The transparency created through increased access to data via sharing and reuse changed scholars’ perceptions around acceptable data management and documentation practices within their discipline.

Steering data production: Give researchers access to well-curated data within their discipline to prime discussions about data quality prior to data production and to shape perceptions about data publishing norms.

2. Discuss data selection

When we talk about data selection, it’s usually from the perspective of repository staff building data collections. Even though data producers were encouraged to share all of their data for The Anatolia Project, some made data selection decisions without telling the data curators. The decisions were made for various personal, practical, and legal reasons and balanced perceived time and effort required to prepare data with what they thought re-users would need. One zooarchaeologist explained how she “cleaned” the data, which included deleting data she didn’t think necessary to share.

“I also cleaned everything as much as possible, so for example, I only sent sort of standard things like species. So, I didn’t send for example butchery marks, which I have a very specific code for … it wasn’t necessary for this particular data sharing so that was cut …”

Steering data selection: Require data producers to specify their data selection decisions and rationale, so both can be discussed, negotiated, and documented.

3. Apply consistent data standards

Developing and using data standards during data production is great, but only if the standard is applied consistently.
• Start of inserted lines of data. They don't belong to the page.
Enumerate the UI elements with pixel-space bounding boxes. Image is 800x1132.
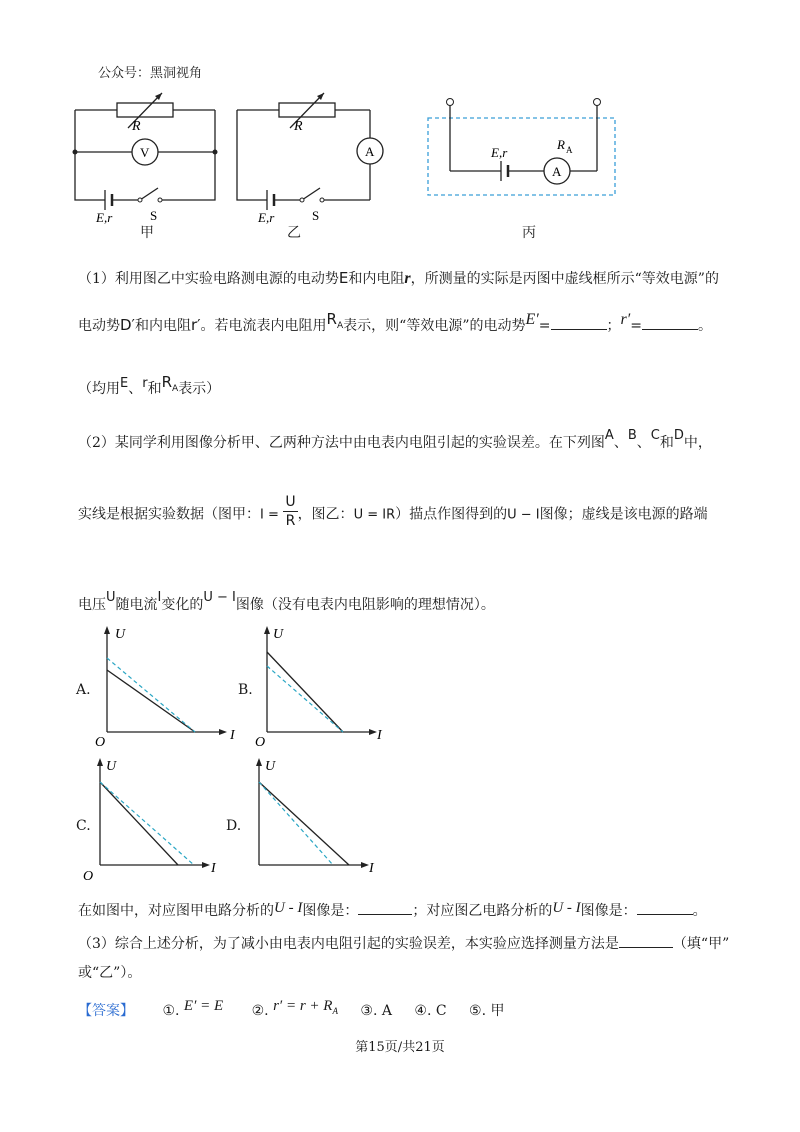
q2-line1: （2）某同学利用图像分析甲、乙两种方法中由电表内电阻引起的实验误差。在下列图A、B、C和D中， xyxy=(78,428,712,451)
bing-RA-sub: A xyxy=(566,145,573,155)
graph-B-label: B. xyxy=(238,682,253,698)
graph-D xyxy=(247,752,397,882)
graph-D-U: U xyxy=(265,759,276,774)
jia-R-label: R xyxy=(132,119,141,134)
graph-A-I: I xyxy=(230,728,235,743)
jia-battery-label: E,r xyxy=(96,210,113,225)
graph-B-U: U xyxy=(273,627,284,642)
graph-C-I: I xyxy=(211,861,216,876)
graph-B xyxy=(255,622,405,750)
q2-answer-line: 在如图中，对应图甲电路分析的U - I图像是： ；对应图乙电路分析的U - I图像是： 。 xyxy=(78,900,707,919)
circuit-bing xyxy=(425,95,625,205)
q2-line3: 电压U随电流I变化的U − I图像（没有电表内电阻影响的理想情况）。 xyxy=(78,590,495,613)
ammeter-label: A xyxy=(365,144,375,159)
circuit-jia xyxy=(70,90,220,235)
graph-D-I: I xyxy=(369,861,374,876)
graph-C xyxy=(83,752,238,884)
bing-ammeter-label: A xyxy=(552,164,562,179)
graph-A-U: U xyxy=(115,627,126,642)
yi-R-label: R xyxy=(294,119,303,134)
answer-blank-method[interactable] xyxy=(619,935,673,948)
graph-B-I: I xyxy=(377,728,382,743)
yi-battery-label: E,r xyxy=(258,210,275,225)
graph-D-label: D. xyxy=(226,818,242,834)
yi-switch-label: S xyxy=(312,208,320,223)
answer-tag: 【答案】 xyxy=(78,1003,134,1019)
bing-battery-label: E,r xyxy=(491,145,508,160)
q1-line1: （1）利用图乙中实验电路测电源的电动势E和内电阻r，所测量的实际是丙图中虚线框所示“等效电源”的 xyxy=(78,269,719,287)
page-footer: 第15页/共21页 xyxy=(355,1040,445,1055)
voltmeter-label: V xyxy=(140,145,150,160)
graph-C-O: O xyxy=(83,869,94,884)
graph-A xyxy=(95,622,245,750)
answer-blank-jia-graph[interactable] xyxy=(358,902,412,915)
caption-yi: 乙 xyxy=(287,225,301,241)
graph-C-label: C. xyxy=(76,818,91,834)
q2-line2: 实线是根据实验数据（图甲：I = $\frac{U}{R}$ ，图乙：U = IR）描点作图得到的U − I图像；虚线是该电源的路端 xyxy=(78,494,708,529)
graph-A-O: O xyxy=(95,735,106,750)
bing-RA-label: R xyxy=(557,137,565,152)
graph-A-label: A. xyxy=(76,682,91,698)
answer-line: 【答案】 ①. E′ = E ②. r′ = r + RA ③. A ④. C ⑤. 甲 xyxy=(78,998,505,1019)
jia-switch-label: S xyxy=(150,208,158,223)
answer-blank-E[interactable] xyxy=(551,317,607,330)
circuit-yi xyxy=(232,90,382,235)
answer-blank-yi-graph[interactable] xyxy=(637,902,693,915)
caption-bing: 丙 xyxy=(522,225,536,241)
q1-note: （均用E、r和RA表示） xyxy=(78,373,221,397)
graph-B-O: O xyxy=(255,735,266,750)
graph-C-U: U xyxy=(106,759,117,774)
q1-line2: 电动势D′和内电阻r′。若电流表内电阻用RA表示，则“等效电源”的电动势E′= ；r′= 。 xyxy=(78,310,712,334)
q3-line2: 或“乙”）。 xyxy=(78,965,142,981)
q3-line1: （3）综合上述分析，为了减小由电表内电阻引起的实验误差，本实验应选择测量方法是 （填“甲” xyxy=(78,936,730,952)
watermark: 公众号：黑洞视角 xyxy=(98,66,203,81)
answer-blank-r[interactable] xyxy=(642,317,698,330)
caption-jia: 甲 xyxy=(140,225,154,241)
We found researchers introduced personal and regional variations to Payne’s 1973 system for categorizing tooth eruption and wear, a well-established standard in archaeology. This not only caused confusion when trying to understand the data, but also limited data integration. As one of the curators explained:

“We do have tooth wear data, but it just wasn’t in a format that could be clearly integrated … We could provide all of that to the analysts, but it will be a lot of columns of pretty disparate data … ”

After much back and forth, the curators were able to sort out the different recording schemes and apply Payne’s standard as specified.

Steering data standards: Work with disciplinary communities and repository staff to create data content and data value guidelines that ensure researchers apply and record data standards in the same way.

Amplifying the value of research

As professionals in libraries, archives, and museums, we are responsible for meeting researchers’ data production and reuse needs. We are uniquely positioned to use our insights to help align those needs throughout the life cycle. By applying these lessons to data at our institutions, we will multiply the value of research data and increase the visibility, relevance, and return on investment of the work we do every day.

That’s a great achievement for any library, museum, or archive to crow about.